A y regarder de plus près, c’est à double titre que les crises environnementale et sociale sont imbriquées. D’abord, parce que les premiers concernés par la crise écologique sont… les plus pauvres. « Les dégradations environnementales rétroagissent sur les inégalités sociales, remarque ainsi Jeanne Fagnani, directrice de Recherche au CNRS. Il y a un effet de cumul des pénalités dont elles sont victimes. L’exemple le plus caractéristique est l’Afrique : les plus pauvres pour survivre sont obligés de parcourir des distances considérables pour avoir accès à l’eau ». A l’intérieur même des pays riches, ce sont les plus défavorisés qui sont les premiers touchés, à l’image des 1836 victimes causées par le passage de l’Ouragan Katrina en août 2005, en Louisiane, aux États-Unis.

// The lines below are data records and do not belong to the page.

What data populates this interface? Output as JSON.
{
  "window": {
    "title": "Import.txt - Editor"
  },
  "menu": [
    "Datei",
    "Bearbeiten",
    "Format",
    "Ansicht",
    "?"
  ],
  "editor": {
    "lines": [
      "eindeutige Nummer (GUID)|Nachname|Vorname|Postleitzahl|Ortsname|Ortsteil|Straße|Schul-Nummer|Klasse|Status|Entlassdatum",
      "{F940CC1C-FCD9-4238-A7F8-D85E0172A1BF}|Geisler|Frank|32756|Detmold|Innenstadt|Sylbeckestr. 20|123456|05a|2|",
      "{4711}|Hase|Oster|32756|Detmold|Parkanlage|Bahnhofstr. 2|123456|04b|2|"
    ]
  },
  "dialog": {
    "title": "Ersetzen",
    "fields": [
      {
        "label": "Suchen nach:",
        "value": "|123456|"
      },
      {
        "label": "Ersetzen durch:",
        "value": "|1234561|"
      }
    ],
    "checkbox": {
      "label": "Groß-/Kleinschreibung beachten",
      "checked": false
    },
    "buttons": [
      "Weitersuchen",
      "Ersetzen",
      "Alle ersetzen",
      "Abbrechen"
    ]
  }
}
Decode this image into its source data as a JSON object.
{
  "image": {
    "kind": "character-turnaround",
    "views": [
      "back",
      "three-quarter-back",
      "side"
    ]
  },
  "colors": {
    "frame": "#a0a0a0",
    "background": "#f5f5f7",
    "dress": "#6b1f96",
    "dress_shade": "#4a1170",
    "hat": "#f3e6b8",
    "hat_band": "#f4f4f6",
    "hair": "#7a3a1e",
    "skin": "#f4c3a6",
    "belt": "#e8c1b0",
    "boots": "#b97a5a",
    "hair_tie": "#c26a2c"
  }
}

Si ces crises – et leurs résolutions – sont interdépendantes, c’est aussi pour une autre raison : les populations n’accepteront pas de réaliser les efforts nécessaires au changement de leurs modes de vie, si cette transformation n’implique pas la réduction des inégalités. L’économiste Jacques Le Cacheux dresse ce constat : « la majorité des citoyens rejette les politiques nécessaires pour résoudre les crises écologiques. On ne peut le faire qu’avec l’assentiment des citoyens. Il faut concevoir des politiques qui soient efficaces et justes. » Un récent rapport de l’Ademe souligne ainsi que si les Français souhaitent une action pour le climat, ils demandent à ce que les changements soient partagés de façon juste et démocratique3. Alors même que le mouvement des Gilets jaunes met en lumière un fort rejet des solutions existantes, il parait impossible de faire l’impasse sur un immense défi : inventer une approche qui articule efficacement protection de l’environnement et réduction des inégalités.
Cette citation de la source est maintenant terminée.